For sanitation, the BioHome has a solar toilet that converts human waste to usable methane and prepares it for composting.

“The solar toilet requires no plumbing, no water,” Dilley says. “The solar toilet works fine in any outside temperature. All you need is sunlight for a little while. It functions in the same line as the BioHome.”

Today, anyone wanting to build a BioHome can do so easily with Dilley’s help, he says.

“Project BioHome has reached a point where it is a kit home,” he says. “You buy the components off the Web site. I go out as a consultant to help you with it. The BioHome can be tailored to one’s need. Mine is just one of the many different shapes that it can be done.”

The main reason people should buy into the concept of the BioHome, Dilley says, is that it puts a stop to the continuous depletion of natural resources.

“Our power is going up, and we have blackouts—those kinds of things. The system is overloaded,” he says. “The only way around this is to close the system down entirely at home; have the home process and do whatever it needs to sustain life within.”

The main issue with the BioHome seems to be its unusual look. Despite the low construction costs—around $30-$35 per square foot, as opposed to the conventional construction cost of $150 per square feet—people tend to be averse to adopting a new architectural form.

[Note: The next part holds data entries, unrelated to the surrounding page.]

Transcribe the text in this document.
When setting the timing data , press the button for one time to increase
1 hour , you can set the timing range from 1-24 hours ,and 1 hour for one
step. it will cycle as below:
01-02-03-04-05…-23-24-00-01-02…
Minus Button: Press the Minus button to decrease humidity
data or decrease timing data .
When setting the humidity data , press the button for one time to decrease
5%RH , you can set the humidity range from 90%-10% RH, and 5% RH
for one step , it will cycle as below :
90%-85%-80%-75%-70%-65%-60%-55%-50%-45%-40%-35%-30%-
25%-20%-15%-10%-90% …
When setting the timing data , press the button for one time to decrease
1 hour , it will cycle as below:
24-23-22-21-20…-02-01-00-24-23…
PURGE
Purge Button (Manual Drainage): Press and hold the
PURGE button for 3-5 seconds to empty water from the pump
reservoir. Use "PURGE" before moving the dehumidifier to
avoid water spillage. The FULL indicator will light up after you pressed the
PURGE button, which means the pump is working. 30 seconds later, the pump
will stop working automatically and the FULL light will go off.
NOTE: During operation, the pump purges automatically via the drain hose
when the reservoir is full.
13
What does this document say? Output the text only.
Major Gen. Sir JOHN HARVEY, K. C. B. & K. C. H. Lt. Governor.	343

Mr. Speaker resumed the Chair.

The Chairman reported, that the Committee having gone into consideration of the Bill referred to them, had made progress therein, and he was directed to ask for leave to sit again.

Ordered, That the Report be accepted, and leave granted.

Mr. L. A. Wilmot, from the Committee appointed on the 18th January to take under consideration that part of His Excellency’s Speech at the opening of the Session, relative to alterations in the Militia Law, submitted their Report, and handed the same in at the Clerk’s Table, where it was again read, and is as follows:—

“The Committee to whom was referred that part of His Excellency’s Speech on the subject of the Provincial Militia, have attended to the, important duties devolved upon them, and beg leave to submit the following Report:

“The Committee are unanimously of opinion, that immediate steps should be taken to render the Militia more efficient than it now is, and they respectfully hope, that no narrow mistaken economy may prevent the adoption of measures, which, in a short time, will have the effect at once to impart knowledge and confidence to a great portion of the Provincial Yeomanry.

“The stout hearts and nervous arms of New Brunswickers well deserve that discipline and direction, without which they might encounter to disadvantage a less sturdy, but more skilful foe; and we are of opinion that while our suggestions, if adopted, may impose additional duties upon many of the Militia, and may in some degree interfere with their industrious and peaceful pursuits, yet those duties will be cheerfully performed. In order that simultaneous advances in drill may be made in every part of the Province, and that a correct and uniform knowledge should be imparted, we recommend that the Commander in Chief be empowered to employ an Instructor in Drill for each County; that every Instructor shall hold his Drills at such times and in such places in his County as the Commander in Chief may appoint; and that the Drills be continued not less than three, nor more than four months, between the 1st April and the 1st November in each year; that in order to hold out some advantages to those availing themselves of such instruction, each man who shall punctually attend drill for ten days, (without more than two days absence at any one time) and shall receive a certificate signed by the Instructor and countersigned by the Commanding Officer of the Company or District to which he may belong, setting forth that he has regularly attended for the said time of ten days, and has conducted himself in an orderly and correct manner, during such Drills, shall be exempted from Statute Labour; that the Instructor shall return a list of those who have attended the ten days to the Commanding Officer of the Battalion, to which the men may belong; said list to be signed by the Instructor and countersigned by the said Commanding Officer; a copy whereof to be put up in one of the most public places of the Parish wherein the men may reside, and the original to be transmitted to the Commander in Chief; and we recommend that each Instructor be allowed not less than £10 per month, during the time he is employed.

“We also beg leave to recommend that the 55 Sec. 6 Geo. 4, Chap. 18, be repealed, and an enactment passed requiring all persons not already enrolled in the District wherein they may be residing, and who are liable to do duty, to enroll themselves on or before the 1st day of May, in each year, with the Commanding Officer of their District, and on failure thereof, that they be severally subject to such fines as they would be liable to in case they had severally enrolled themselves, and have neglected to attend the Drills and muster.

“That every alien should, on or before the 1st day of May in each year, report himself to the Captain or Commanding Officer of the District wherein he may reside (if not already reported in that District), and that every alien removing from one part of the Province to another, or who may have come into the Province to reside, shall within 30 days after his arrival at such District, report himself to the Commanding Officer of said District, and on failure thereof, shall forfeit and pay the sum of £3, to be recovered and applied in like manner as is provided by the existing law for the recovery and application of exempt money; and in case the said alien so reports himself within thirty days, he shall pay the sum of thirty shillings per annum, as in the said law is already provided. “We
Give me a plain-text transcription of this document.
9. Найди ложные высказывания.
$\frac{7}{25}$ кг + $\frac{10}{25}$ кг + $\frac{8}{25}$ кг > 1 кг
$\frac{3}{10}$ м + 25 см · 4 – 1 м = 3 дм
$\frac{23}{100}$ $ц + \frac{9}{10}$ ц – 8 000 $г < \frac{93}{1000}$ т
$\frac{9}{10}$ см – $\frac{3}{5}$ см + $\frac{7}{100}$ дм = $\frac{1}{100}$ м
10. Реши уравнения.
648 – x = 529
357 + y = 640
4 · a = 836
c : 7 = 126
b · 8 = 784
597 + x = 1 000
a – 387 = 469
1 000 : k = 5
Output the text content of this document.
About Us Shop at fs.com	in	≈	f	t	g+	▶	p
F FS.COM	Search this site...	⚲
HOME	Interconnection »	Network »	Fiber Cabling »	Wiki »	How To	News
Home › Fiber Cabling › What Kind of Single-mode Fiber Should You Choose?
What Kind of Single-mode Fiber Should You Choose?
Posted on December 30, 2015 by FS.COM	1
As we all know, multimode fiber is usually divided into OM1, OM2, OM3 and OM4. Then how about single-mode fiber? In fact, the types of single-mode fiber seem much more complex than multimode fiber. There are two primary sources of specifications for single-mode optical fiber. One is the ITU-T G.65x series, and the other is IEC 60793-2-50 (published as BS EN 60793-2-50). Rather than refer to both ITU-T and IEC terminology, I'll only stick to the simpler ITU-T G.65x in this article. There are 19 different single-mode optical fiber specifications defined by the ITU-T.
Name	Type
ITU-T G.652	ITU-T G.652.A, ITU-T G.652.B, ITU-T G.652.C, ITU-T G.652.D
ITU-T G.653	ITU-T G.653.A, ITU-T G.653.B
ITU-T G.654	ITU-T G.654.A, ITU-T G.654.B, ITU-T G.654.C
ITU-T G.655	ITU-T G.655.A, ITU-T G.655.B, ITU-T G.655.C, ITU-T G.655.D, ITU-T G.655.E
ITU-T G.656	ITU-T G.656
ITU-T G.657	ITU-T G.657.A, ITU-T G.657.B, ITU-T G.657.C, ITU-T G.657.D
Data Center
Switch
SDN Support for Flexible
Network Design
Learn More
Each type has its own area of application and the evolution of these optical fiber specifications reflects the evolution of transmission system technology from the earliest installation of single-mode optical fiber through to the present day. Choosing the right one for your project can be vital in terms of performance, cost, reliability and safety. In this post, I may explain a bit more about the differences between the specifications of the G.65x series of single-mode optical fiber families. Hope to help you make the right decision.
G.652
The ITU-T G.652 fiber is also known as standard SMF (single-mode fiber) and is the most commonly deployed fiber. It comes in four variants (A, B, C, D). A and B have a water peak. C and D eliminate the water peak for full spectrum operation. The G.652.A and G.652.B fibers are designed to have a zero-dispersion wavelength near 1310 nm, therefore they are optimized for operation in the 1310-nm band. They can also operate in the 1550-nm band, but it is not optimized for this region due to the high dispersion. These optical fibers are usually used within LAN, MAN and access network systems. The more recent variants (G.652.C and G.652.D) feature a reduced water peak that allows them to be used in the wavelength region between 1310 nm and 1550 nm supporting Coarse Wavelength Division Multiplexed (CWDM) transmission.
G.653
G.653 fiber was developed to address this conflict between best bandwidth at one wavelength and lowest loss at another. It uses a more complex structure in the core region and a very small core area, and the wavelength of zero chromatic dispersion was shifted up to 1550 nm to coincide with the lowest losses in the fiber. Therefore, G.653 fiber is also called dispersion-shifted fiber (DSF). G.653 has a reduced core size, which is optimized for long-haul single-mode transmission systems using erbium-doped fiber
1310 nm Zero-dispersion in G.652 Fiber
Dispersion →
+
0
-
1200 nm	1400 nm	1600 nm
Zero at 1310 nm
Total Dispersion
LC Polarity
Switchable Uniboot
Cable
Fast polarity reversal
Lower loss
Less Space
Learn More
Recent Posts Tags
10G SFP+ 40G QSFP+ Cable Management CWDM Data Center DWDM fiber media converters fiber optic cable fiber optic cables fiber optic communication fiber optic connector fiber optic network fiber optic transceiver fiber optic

“The reason why people call it ugly is that it is unconventional,” Martinson says. “A good Architectural Digest or Home and Garden magazine shows what goes into a beautiful [conventional] home. If a person is willing to pay for that kind of complexity, then BioHome is not meant for him. It is an aesthetic judgment. The BioHome offers the aesthetics of simplicity. Just simple, clean curves.”

But whether the home is what it purports to be is anyone’s guess. In contrast with other entrepreneurs, Martinson says he has his customers sign a confidentiality agreement. Why he would do this is not clear, since most businesspeople crave publicity for their products. And he would not disclose the location of homes so photographs could be taken. The photo accompanying this story was supplied by the company.